A 5-10% gap between your mediation dashboard and an individual network's dashboard is structurally normal and has well-documented causes: timezone differences, impression counting methodology, and reporting lag. AppLovin MAX recommends investigating discrepancies greater than 5% per network placement ID, but only after confirming full SDK adoption and correct timezone alignment. The IAB Mobile Discrepancies Working Group specifies 10-15% as commonly seen in mobile advertising. Gaps above 20% on finalized, same-timezone data warrant a root cause investigation.

Why does my MAX dashboard not match my AdMob dashboard?

Three primary causes. First, timezone: confirm both MAX and AdMob are set to the same reporting timezone before comparing daily figures, because day boundaries shift when they differ. Second, impression counting methodology: MAX counts impressions at the SDK callback level (closer to measured), while AdMob's demand-side counts at the rendered and paid level, producing a structural 5-15% gap. Third, net vs gross reporting: if you are comparing MAX's aggregated number against AdMob's own publisher earnings report, confirm whether both figures are after rev share deductions, because one may be gross and the other net.

Which dashboard should I trust for revenue reporting?

The right source depends on the purpose. For financial reporting: use payment statements, not dashboards. For daily operational monitoring: use the mediation platform's aggregated dashboard (MAX, LevelPlay, or AdMob mediation), treating it as a preliminary estimate subject to revision. For per-network revenue accuracy: use each network's own dashboard, since each network is authoritative for their own paid impression count. For waterfall and bidding optimization: use the mediation platform's eCPM metrics, which include competitive context the individual network dashboard cannot see.

How long does revenue reporting take to settle?

Most platforms complete initial finalization within 24-48 hours of day close. A primary adjustment cycle for IVT and fraud filtering runs 7 days post-delivery on most networks. A secondary adjustment pass may run at 14 days. Google AdMob reserves the right to adjust up to 30 days. For any comparison intended to diagnose a discrepancy, use data that is at least 14 days old so both platforms have passed their primary adjustment cycle. Comparing a same-day estimate from one platform against a 14-day finalized number from another is the most common source of apparent discrepancies.

Why does my mediator show more impressions than the network?

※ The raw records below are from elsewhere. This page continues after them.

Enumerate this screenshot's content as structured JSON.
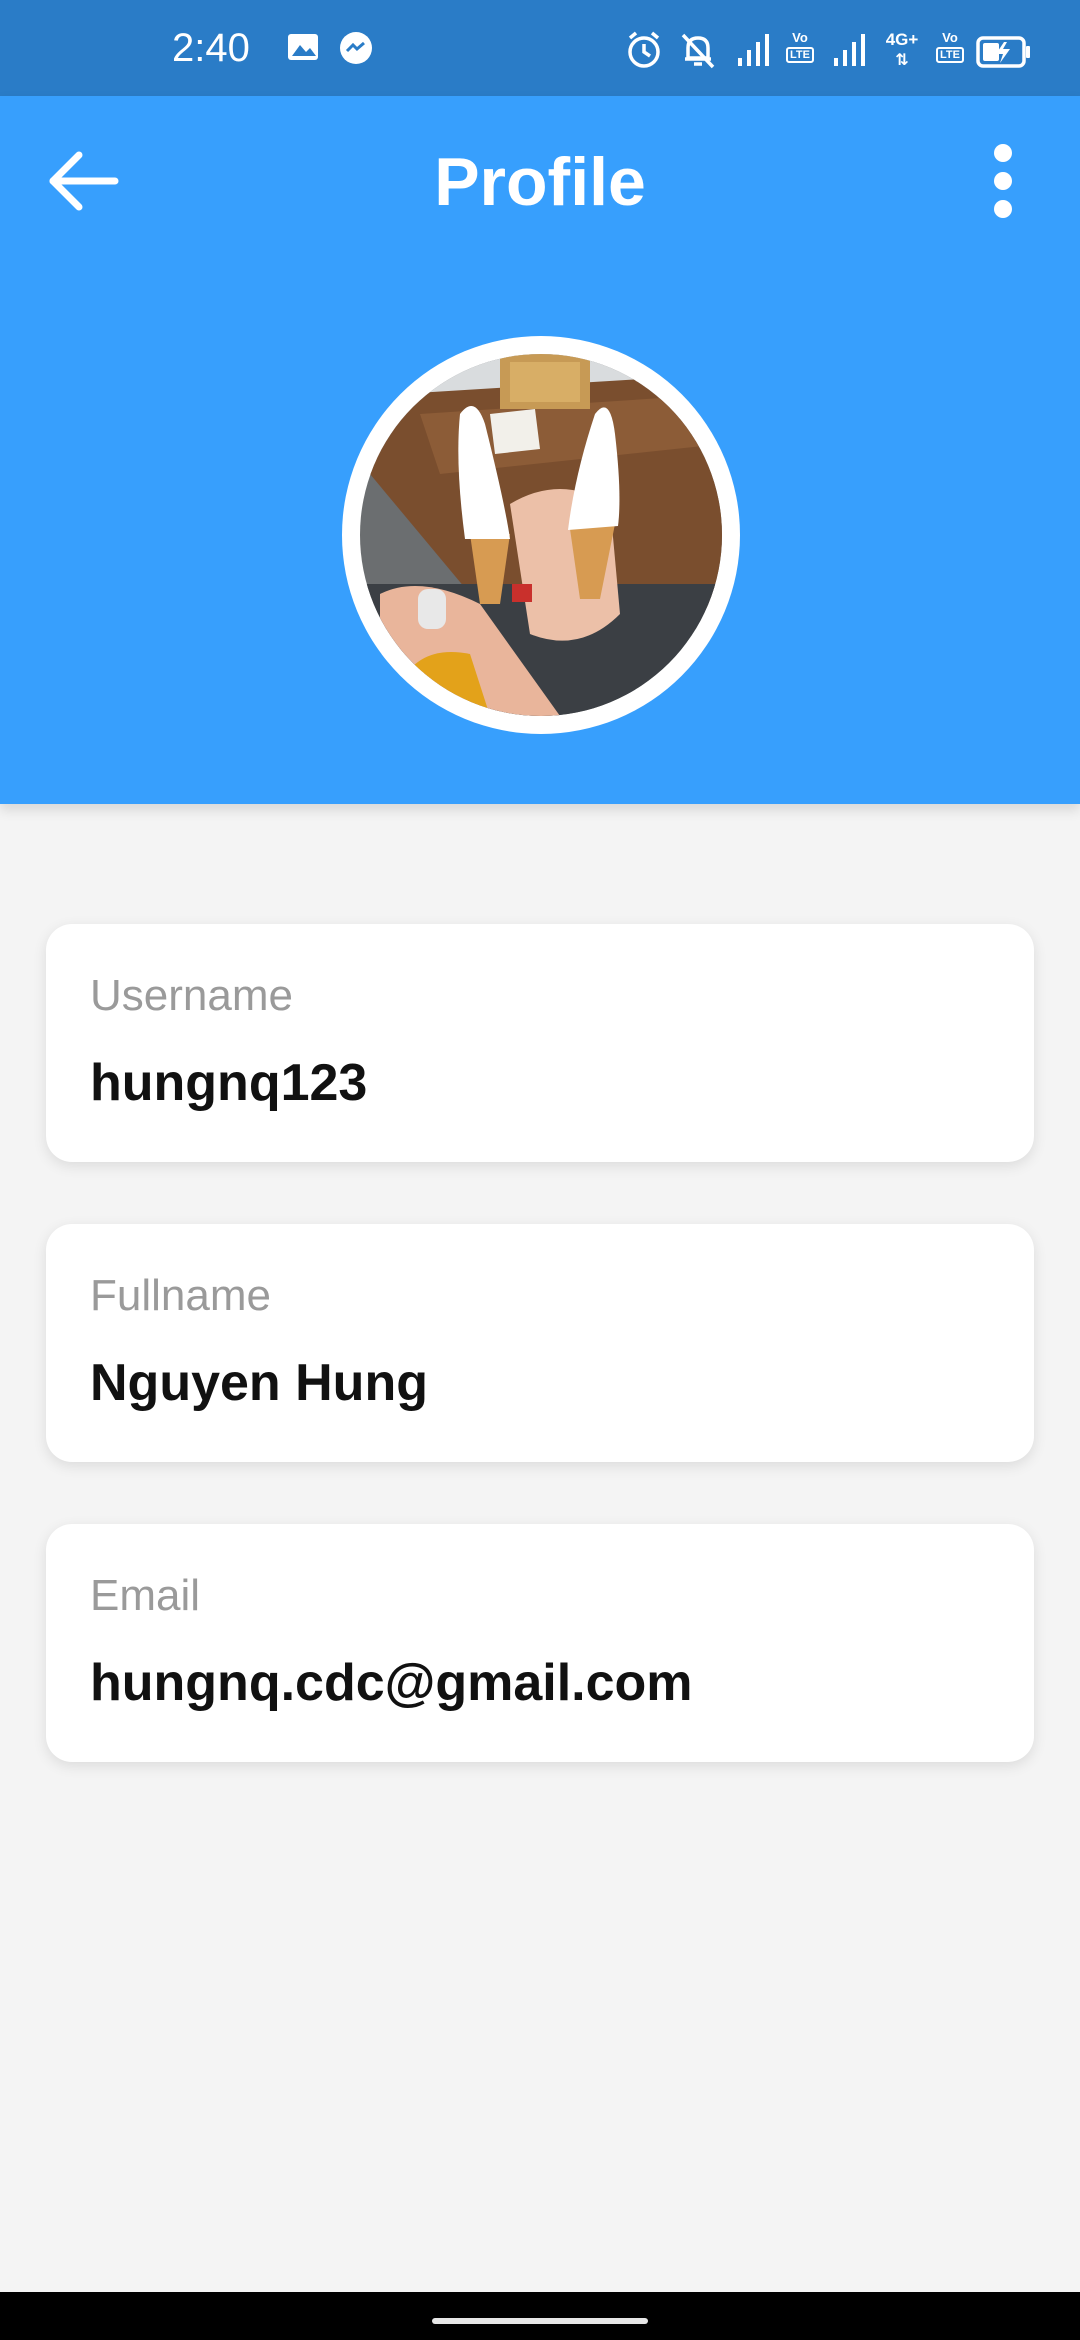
{
  "status_bar": {
    "time": "2:40",
    "icons": [
      "image-icon",
      "messenger-icon",
      "alarm-icon",
      "bell-off-icon",
      "signal-icon",
      "volte-icon",
      "signal-icon",
      "4g-icon",
      "volte-icon",
      "battery-charging-icon"
    ],
    "volte_label": "Vo",
    "lte_label": "LTE",
    "network_label": "4G+"
  },
  "app_bar": {
    "title": "Profile",
    "back_icon": "arrow-left-icon",
    "menu_icon": "more-vert-icon",
    "background_color": "#379ffd"
  },
  "avatar": {
    "description": "profile-photo"
  },
  "fields": [
    {
      "label": "Username",
      "value": "hungnq123"
    },
    {
      "label": "Fullname",
      "value": "Nguyen Hung"
    },
    {
      "label": "Email",
      "value": "hungnq.cdc@gmail.com"
    }
  ]
}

This is the expected direction and is structurally normal. The mediation platform counts impressions closer to the measured point in the ad delivery pipeline: it fires a count when the SDK callback returns, not when the ad renders on the user's screen. The network counts at the paid impression point: the ad must have rendered, been visible, and passed the network's viewability and fraud filtering requirements. The gap from this source alone typically runs 5-15%. If your gap is consistently above 15%, look at client-side rendering failures such as the app going to background or low-end device rendering errors, and confirm the SDK impression counting mode is set to rendered impression rather than ad loaded.

What is the difference between eligible, measured, and paid impressions?

Eligible impressions are the ad requests the mediation platform sent to a specific network. Measured impressions are the responses the mediation SDK logged as received, at the moment the SDK callback fired on the server side. Paid impressions are what the network considers billable: the ad rendered on screen, was visible, and passed the network's viewability and fraud filtering requirements. Mediator dashboards typically report measured impressions. Network dashboards report paid impressions. The eligible-to-measured gap captures timeout and passback losses. The measured-to-paid gap captures rendering failures, invalid traffic removal, and viewability shortfall.